Накануне 65-летия Великой Победы Всероссийский центр изучения общественного мнения (ВЦИОМ) опубликовал результаты исследования, свидетельствующие о том, что россияне признают высокой личную роль Сталина в победе над Германией: по мнению 37%, Верховный главнокомандующий сыграл ведущую роль в разгроме нацизма, еще 44% отметили его значительный вклад в достижение Победы. Лишь 8% полагают, что Сталин незначительно повлиял на эти события, а 3% считают, что он и вовсе не сыграл никакой роли (РИА Новости).
Иными словами, 81%(!) россиян считают заслуги Сталина либо решающими, либо значительными. А можно вспомнить и историю проекта «Имя Россия» двухлетней давности, где россияне также вполне недвусмысленно выразили свое отношение к Сталину.
За что ставят памятники Петру I?
Плакат КНР
26 декабря 2007 г. в китайском Шаошане был открыт очередной памятник Мао Цзэдуну — к 114-й годовщине со дня рождения великого кормчего. Во сколько обошлась Китаю эпоха Мао Цзэдуна? Этого до сих пор никто точно не знает — миллионов 50 или даже 70! Человеческих жизней. «Большой скачок» 50-х, «культурная революция» 60-х, голод, политические репрессии, хунвэйбины и цзяофани... Но китайцы — прямо скажем, не самые глупые люди на планете — несмотря ни на что не занимаются низвержениями и развенчаниями Мао Цзэдуна. Потому что именно под его руководством Китай избавился от полуколониальной зависимости и это он сыграл роль «китайского Бисмарка», объединив страну после тысячелетней раздробленности и дал старт превращению Китая в великую державу. И для Китая это главное.Американская монументальная пропаганда
В США никто не предлагает покрыть позором отцов-основателей, заклеймив их как извергов — Джорджа Вашингтона, Томаса Джефферсона, Бенджамина Франклина, Джеймса Мэдисона и пр. — например, за геноцид индейцев или за рабство (тот же Вашингтон, первый президент США и главнокомандующий американскими войсками во время войны за независимость, был богатым плантатором-рабовладельцем). Не наблюдается «художественного свиста» на предмет сооружения им памятника, в основании которого лежали бы индейские скальпы и черепа рабов. С позиций сегодняшнего времени отцов-основателей почитают не за вышеперечисленное, а за то, что сделали США независимыми, разработали конституцию, дали Америке стартовый толчок на пути превращения в мировую супердержаву.Британский консерватизм
В центре Лондона стоит памятник Оливеру Кромвелю — тому самому, который за три года завоеваний в Ирландии вырезал половину населения (600 — 700 тыс. человек). Кто он по отношению к ирландцам? Самый настоящий «английский Гитлер», носившийся с идеей завоевания «лебенсраум» для англичан, которыми он хотел заселить Ирландию. Кровопролитными были походы Кромвеля в Шотландию. Огромных жертв стоили гражданские войны в самой Англии, где с побежденными не церемонились. Но в то же время Кромвель — великий полководец и политик, оставивший значительный след в английской и мировой истории — англичанам этого достаточно, чтобы не сносить памятник ему.

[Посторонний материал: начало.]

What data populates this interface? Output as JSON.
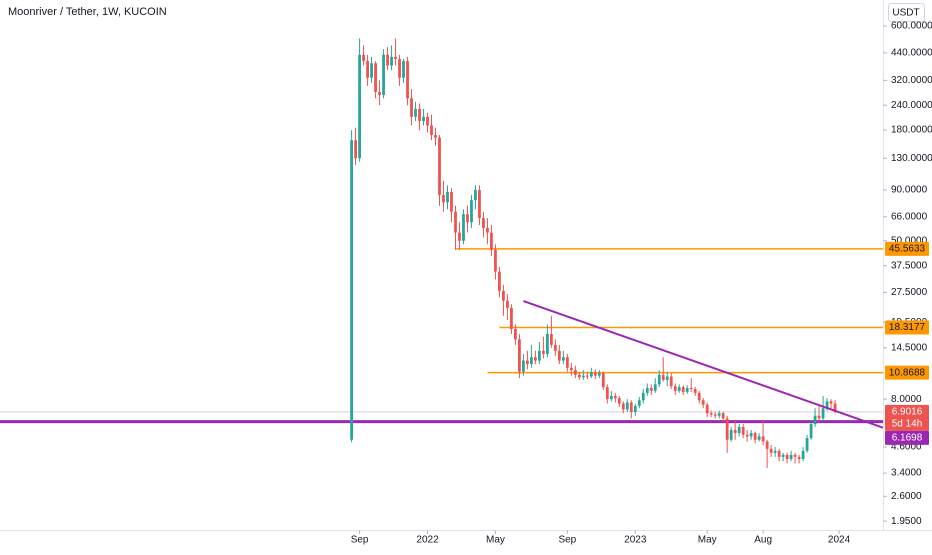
{
  "chart_data": {
    "type": "candlestick",
    "title": "Moonriver / Tether, 1W, KUCOIN",
    "currency_button": "USDT",
    "up_color": "#26a69a",
    "down_color": "#ef5350",
    "log_scale": true,
    "ylim": [
      1.76,
      811
    ],
    "yticks": [
      {
        "value": 600,
        "label": "600.0000"
      },
      {
        "value": 440,
        "label": "440.0000"
      },
      {
        "value": 320,
        "label": "320.0000"
      },
      {
        "value": 240,
        "label": "240.0000"
      },
      {
        "value": 180,
        "label": "180.0000"
      },
      {
        "value": 130,
        "label": "130.0000"
      },
      {
        "value": 90,
        "label": "90.0000"
      },
      {
        "value": 66,
        "label": "66.0000"
      },
      {
        "value": 50,
        "label": "50.0000"
      },
      {
        "value": 37.5,
        "label": "37.5000"
      },
      {
        "value": 27.5,
        "label": "27.5000"
      },
      {
        "value": 19.5,
        "label": "19.5000"
      },
      {
        "value": 14.5,
        "label": "14.5000"
      },
      {
        "value": 8,
        "label": "8.0000"
      },
      {
        "value": 4.6,
        "label": "4.6000"
      },
      {
        "value": 3.4,
        "label": "3.4000"
      },
      {
        "value": 2.6,
        "label": "2.6000"
      },
      {
        "value": 1.95,
        "label": "1.9500"
      }
    ],
    "xlim": [
      -88,
      133
    ],
    "xticks": [
      {
        "value": 2,
        "label": "Sep"
      },
      {
        "value": 19,
        "label": "2022"
      },
      {
        "value": 36,
        "label": "May"
      },
      {
        "value": 54,
        "label": "Sep"
      },
      {
        "value": 71,
        "label": "2023"
      },
      {
        "value": 89,
        "label": "May"
      },
      {
        "value": 103,
        "label": "Aug"
      },
      {
        "value": 122,
        "label": "2024"
      }
    ],
    "candles": [
      [
        5,
        180,
        4.85,
        160
      ],
      [
        160,
        185,
        120,
        130
      ],
      [
        130,
        520,
        125,
        430
      ],
      [
        430,
        480,
        380,
        400
      ],
      [
        400,
        430,
        300,
        330
      ],
      [
        330,
        420,
        310,
        390
      ],
      [
        390,
        400,
        260,
        280
      ],
      [
        280,
        320,
        240,
        270
      ],
      [
        270,
        460,
        260,
        430
      ],
      [
        430,
        470,
        360,
        380
      ],
      [
        380,
        480,
        360,
        420
      ],
      [
        420,
        520,
        380,
        410
      ],
      [
        410,
        430,
        300,
        330
      ],
      [
        330,
        410,
        310,
        400
      ],
      [
        400,
        420,
        240,
        260
      ],
      [
        260,
        290,
        190,
        210
      ],
      [
        210,
        250,
        200,
        230
      ],
      [
        230,
        245,
        180,
        200
      ],
      [
        200,
        230,
        190,
        210
      ],
      [
        210,
        220,
        175,
        190
      ],
      [
        190,
        215,
        160,
        170
      ],
      [
        170,
        185,
        150,
        165
      ],
      [
        165,
        170,
        75,
        85
      ],
      [
        85,
        100,
        70,
        78
      ],
      [
        78,
        95,
        72,
        88
      ],
      [
        88,
        92,
        62,
        70
      ],
      [
        70,
        75,
        45,
        55
      ],
      [
        55,
        62,
        45,
        50
      ],
      [
        50,
        72,
        48,
        68
      ],
      [
        68,
        75,
        55,
        62
      ],
      [
        62,
        85,
        58,
        80
      ],
      [
        80,
        95,
        72,
        90
      ],
      [
        90,
        95,
        60,
        65
      ],
      [
        65,
        70,
        52,
        58
      ],
      [
        58,
        65,
        48,
        55
      ],
      [
        55,
        60,
        42,
        45
      ],
      [
        45,
        48,
        32,
        35
      ],
      [
        35,
        37,
        26,
        28
      ],
      [
        28,
        30,
        21,
        25
      ],
      [
        25,
        27,
        20,
        23
      ],
      [
        23,
        24,
        17,
        18
      ],
      [
        18,
        19,
        15,
        16
      ],
      [
        16,
        17,
        10.2,
        11
      ],
      [
        11,
        13.5,
        10.5,
        12.5
      ],
      [
        12.5,
        14,
        11.3,
        12
      ],
      [
        12,
        15,
        11.5,
        13
      ],
      [
        13,
        14,
        12,
        12.5
      ],
      [
        12.5,
        15.5,
        12,
        14
      ],
      [
        14,
        16.5,
        12.8,
        13.5
      ],
      [
        13.5,
        19,
        13,
        17
      ],
      [
        17,
        21,
        14.5,
        15
      ],
      [
        15,
        16,
        13.2,
        14
      ],
      [
        14,
        15,
        12,
        12.5
      ],
      [
        12.5,
        14,
        12,
        13
      ],
      [
        13,
        13.5,
        11,
        11.5
      ],
      [
        11.5,
        12.2,
        10.5,
        11.2
      ],
      [
        11.2,
        11.8,
        10.2,
        10.6
      ],
      [
        10.6,
        11,
        10,
        10.3
      ],
      [
        10.3,
        11.2,
        10,
        10.5
      ],
      [
        10.5,
        11,
        10.1,
        10.4
      ],
      [
        10.4,
        11.5,
        10.2,
        10.9
      ],
      [
        10.9,
        11.3,
        10.1,
        10.5
      ],
      [
        10.5,
        11.2,
        10.2,
        10.8
      ],
      [
        10.8,
        11,
        8.9,
        9.2
      ],
      [
        9.2,
        9.5,
        7.6,
        8
      ],
      [
        8,
        8.8,
        7.8,
        8.3
      ],
      [
        8.3,
        8.6,
        7.7,
        8.1
      ],
      [
        8.1,
        8.3,
        7.3,
        7.6
      ],
      [
        7.6,
        7.8,
        6.8,
        7.1
      ],
      [
        7.1,
        8,
        6.9,
        7.7
      ],
      [
        7.7,
        7.9,
        6.4,
        6.9
      ],
      [
        6.9,
        7.6,
        6.6,
        7.4
      ],
      [
        7.4,
        8.2,
        7.2,
        7.9
      ],
      [
        7.9,
        9,
        7.6,
        8.6
      ],
      [
        8.6,
        9.6,
        8.3,
        9.1
      ],
      [
        9.1,
        9.5,
        8.4,
        8.8
      ],
      [
        8.8,
        10.2,
        8.6,
        9.5
      ],
      [
        9.5,
        11.2,
        9.2,
        10.6
      ],
      [
        10.6,
        13,
        9.8,
        10
      ],
      [
        10,
        11,
        9.3,
        10.4
      ],
      [
        10.4,
        10.8,
        9,
        9.3
      ],
      [
        9.3,
        9.6,
        8.4,
        8.8
      ],
      [
        8.8,
        9.5,
        8.6,
        9.2
      ],
      [
        9.2,
        9.4,
        8.4,
        8.7
      ],
      [
        8.7,
        9.4,
        8.5,
        9.1
      ],
      [
        9.1,
        10.2,
        8.7,
        9
      ],
      [
        9,
        9.2,
        8.3,
        8.6
      ],
      [
        8.6,
        8.8,
        7.6,
        7.9
      ],
      [
        7.9,
        8.1,
        7.2,
        7.5
      ],
      [
        7.5,
        7.7,
        6.5,
        6.8
      ],
      [
        6.8,
        7,
        6.5,
        6.7
      ],
      [
        6.7,
        6.9,
        6.4,
        6.6
      ],
      [
        6.6,
        7,
        6.4,
        6.8
      ],
      [
        6.8,
        6.9,
        6.1,
        6.4
      ],
      [
        6.4,
        6.6,
        4.3,
        5
      ],
      [
        5,
        5.8,
        4.9,
        5.6
      ],
      [
        5.6,
        6.2,
        5,
        5.4
      ],
      [
        5.4,
        6,
        5.2,
        5.8
      ],
      [
        5.8,
        6,
        5.1,
        5.3
      ],
      [
        5.3,
        5.6,
        4.9,
        5.2
      ],
      [
        5.2,
        5.6,
        5,
        5.4
      ],
      [
        5.4,
        5.5,
        4.8,
        5
      ],
      [
        5,
        5.4,
        4.9,
        5.2
      ],
      [
        5.2,
        6.3,
        4.7,
        4.9
      ],
      [
        4.9,
        5,
        3.6,
        4.5
      ],
      [
        4.5,
        4.7,
        4.1,
        4.3
      ],
      [
        4.3,
        4.6,
        4.1,
        4.4
      ],
      [
        4.4,
        4.5,
        3.9,
        4.1
      ],
      [
        4.1,
        4.3,
        3.9,
        4.2
      ],
      [
        4.2,
        4.3,
        3.8,
        4
      ],
      [
        4,
        4.4,
        3.9,
        4.2
      ],
      [
        4.2,
        4.3,
        3.8,
        4.1
      ],
      [
        4.1,
        4.2,
        3.8,
        4
      ],
      [
        4,
        4.6,
        3.9,
        4.4
      ],
      [
        4.4,
        5.3,
        4.3,
        5.1
      ],
      [
        5.1,
        6.2,
        5,
        6
      ],
      [
        6,
        7.2,
        5.8,
        6.6
      ],
      [
        6.6,
        7.5,
        6.1,
        6.4
      ],
      [
        6.4,
        8.3,
        6.2,
        7.2
      ],
      [
        7.2,
        8.1,
        7,
        7.8
      ],
      [
        7.8,
        8,
        7.2,
        7.6
      ],
      [
        7.6,
        7.9,
        6.8,
        6.9016
      ]
    ],
    "levels": [
      {
        "value": 45.5633,
        "from": 26,
        "color": "#ff9800"
      },
      {
        "value": 18.3177,
        "from": 37,
        "color": "#ff9800"
      },
      {
        "value": 10.8688,
        "from": 34,
        "color": "#ff9800"
      }
    ],
    "support": {
      "value": 6.1698,
      "color": "#9c27b0"
    },
    "trendline": {
      "points": [
        [
          43,
          24.9
        ],
        [
          133,
          5.75
        ]
      ],
      "color": "#9c27b0"
    },
    "last_price": {
      "value": 6.9016,
      "countdown": "5d 14h",
      "color": "#ef5350"
    }
  }
}
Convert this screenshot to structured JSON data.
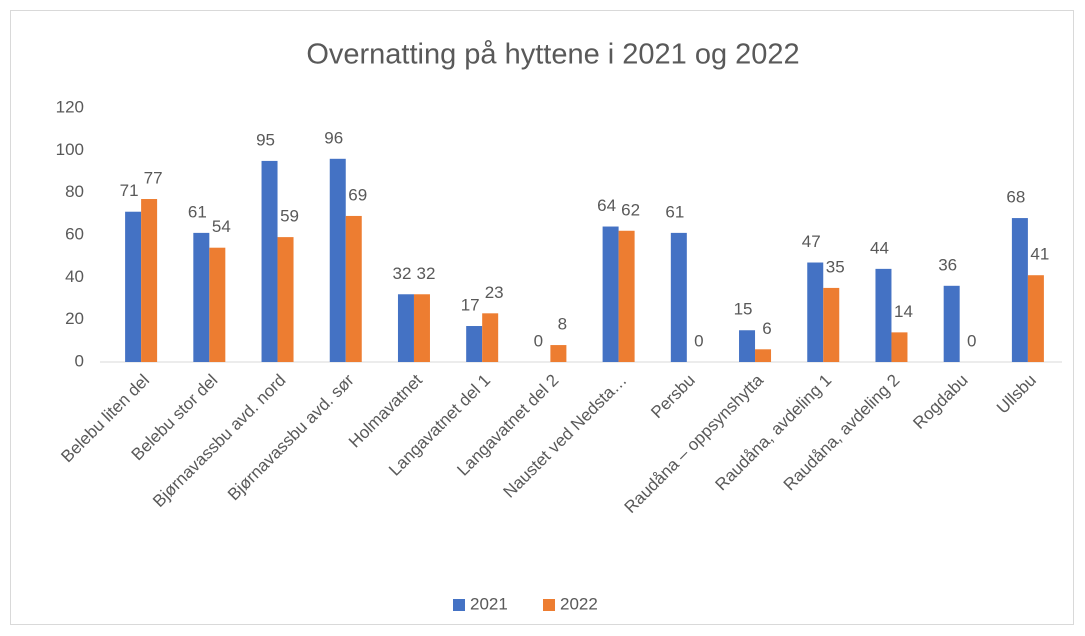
{
  "chart_data": {
    "type": "bar",
    "title": "Overnatting på hyttene i 2021 og 2022",
    "categories": [
      "Belebu liten del",
      "Belebu stor del",
      "Bjørnavassbu avd. nord",
      "Bjørnavassbu avd. sør",
      "Holmavatnet",
      "Langavatnet del 1",
      "Langavatnet del 2",
      "Naustet ved Nedsta…",
      "Persbu",
      "Raudåna – oppsynshytta",
      "Raudåna, avdeling 1",
      "Raudåna, avdeling 2",
      "Rogdabu",
      "Ullsbu"
    ],
    "series": [
      {
        "name": "2021",
        "color": "#4472c4",
        "values": [
          71,
          61,
          95,
          96,
          32,
          17,
          0,
          64,
          61,
          15,
          47,
          44,
          36,
          68
        ]
      },
      {
        "name": "2022",
        "color": "#ed7d31",
        "values": [
          77,
          54,
          59,
          69,
          32,
          23,
          8,
          62,
          0,
          6,
          35,
          14,
          0,
          41
        ]
      }
    ],
    "ylim": [
      0,
      120
    ],
    "yticks": [
      0,
      20,
      40,
      60,
      80,
      100,
      120
    ],
    "grid": false,
    "legend": "bottom"
  }
}
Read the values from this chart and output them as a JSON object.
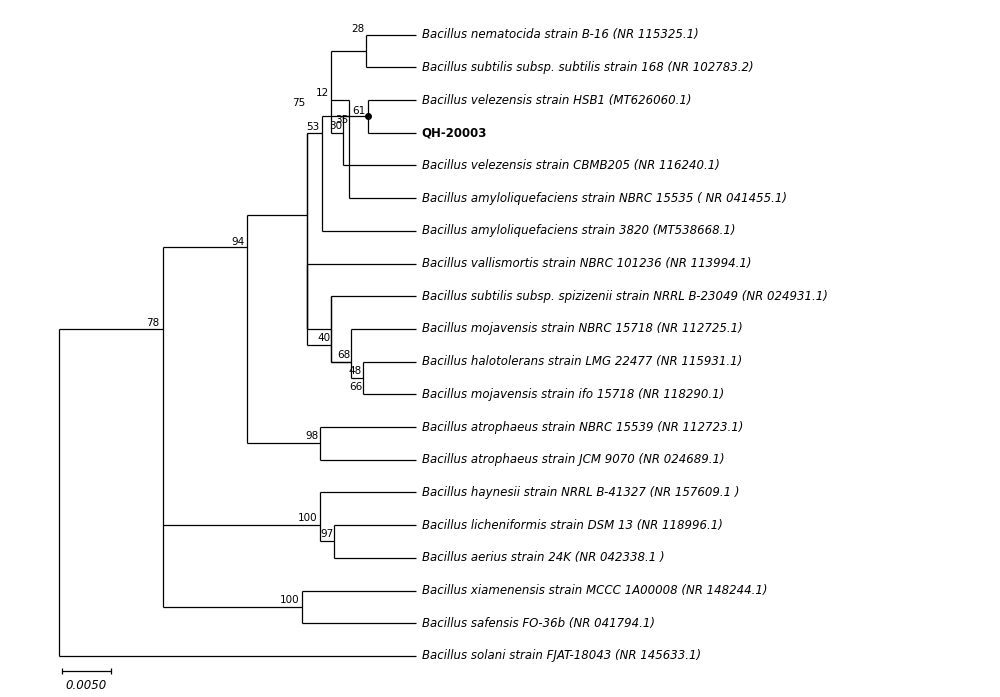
{
  "taxa": [
    "Bacillus nematocida strain B-16 (NR 115325.1)",
    "Bacillus subtilis subsp. subtilis strain 168 (NR 102783.2)",
    "Bacillus velezensis strain HSB1 (MT626060.1)",
    "QH-20003",
    "Bacillus velezensis strain CBMB205 (NR 116240.1)",
    "Bacillus amyloliquefaciens strain NBRC 15535 ( NR 041455.1)",
    "Bacillus amyloliquefaciens strain 3820 (MT538668.1)",
    "Bacillus vallismortis strain NBRC 101236 (NR 113994.1)",
    "Bacillus subtilis subsp. spizizenii strain NRRL B-23049 (NR 024931.1)",
    "Bacillus mojavensis strain NBRC 15718 (NR 112725.1)",
    "Bacillus halotolerans strain LMG 22477 (NR 115931.1)",
    "Bacillus mojavensis strain ifo 15718 (NR 118290.1)",
    "Bacillus atrophaeus strain NBRC 15539 (NR 112723.1)",
    "Bacillus atrophaeus strain JCM 9070 (NR 024689.1)",
    "Bacillus haynesii strain NRRL B-41327 (NR 157609.1 )",
    "Bacillus licheniformis strain DSM 13 (NR 118996.1)",
    "Bacillus aerius strain 24K (NR 042338.1 )",
    "Bacillus xiamenensis strain MCCC 1A00008 (NR 148244.1)",
    "Bacillus safensis FO-36b (NR 041794.1)",
    "Bacillus solani strain FJAT-18043 (NR 145633.1)"
  ],
  "background_color": "#ffffff",
  "line_color": "#000000",
  "text_color": "#000000",
  "label_fontsize": 8.5,
  "bootstrap_fontsize": 7.5,
  "scale_bar_label": "0.0050"
}
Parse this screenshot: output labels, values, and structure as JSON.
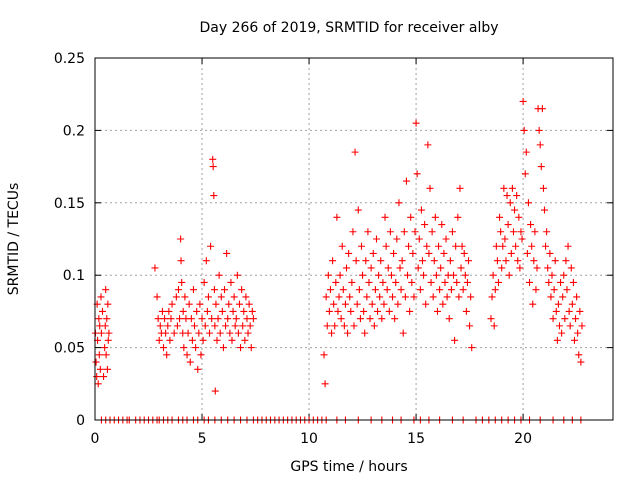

Великие дела и военные походы Наполеона — в угоду собственным амбициям — стоили Франции миллионов жизней. Итог правления Бонапарта известен: все проиграно, страна разрушена и оккупирована иностранными армиями. И тем не менее французы чтут Наполеона как великого соотечественника, при котором — пусть и на очень короткий срок — Франция достигла пика своей славы и могущества. Отмечают французы 14 июля — день, казалось бы, начала кровавой национальной трагедии. И даже поют «Марсельезу» (национальный гимн Франции), рожденную во времена якобинского террора: Aux armes citoyens! Formez vos bataillons!/ Marchons, marchons,/ Qu’un sang impur abreuve nos sillons — К оружию, граждане! Стройте ваши батальоны!/ Марш, марш,/ Пусть нечистая кровь будет поить наши борозды.
За что ставят памятники Петру I? Почему его называют Великим? Рубил головы стрельцам. Жестоко подавлял народные восстания. Выстроил Санкт-Петербург на человеческих костях. Эпоха Петра обошлась России в 20 — 25% населения! Каждый пятый-четвертый житель Российской империи погиб в военных походах, был казнен, умер от голода или непосильного труда. Вон сколько поводов воскликнуть: какой же он великий? Как можно ставить памятники Петру, «проср...шему начало войны» (пользуюсь лексикой г-на Степанкова) со Швецией, в момент потерявшего под Нарвой почти всю русскую артиллерию? Можно вспомнить неудачи Азовских походов, катастрофу Прутского похода 1711-го и возопить: да как же можно?..
Но Петр вполне заслуженно именуется Великим — за модернизационный рывок России, за победу в Северной войне и выход к Балтике. Заслуги Петра перед государством, его победы на чаше исторических весов перевешивают все остальное. И когда ставят очередной памятник Петру I, то никому в голову не приходит впадать в схоластику «памятник надо ставить не Петру, а народу» — хотя, как мы понимаем, он (Петр Великий) не в одиночку громил шведов. Ибо во все времена есть тот — царь, король, князь (одним словом — лидер, чья воля вела и направляла) — кто олицетворяет победы народа той или иной страны.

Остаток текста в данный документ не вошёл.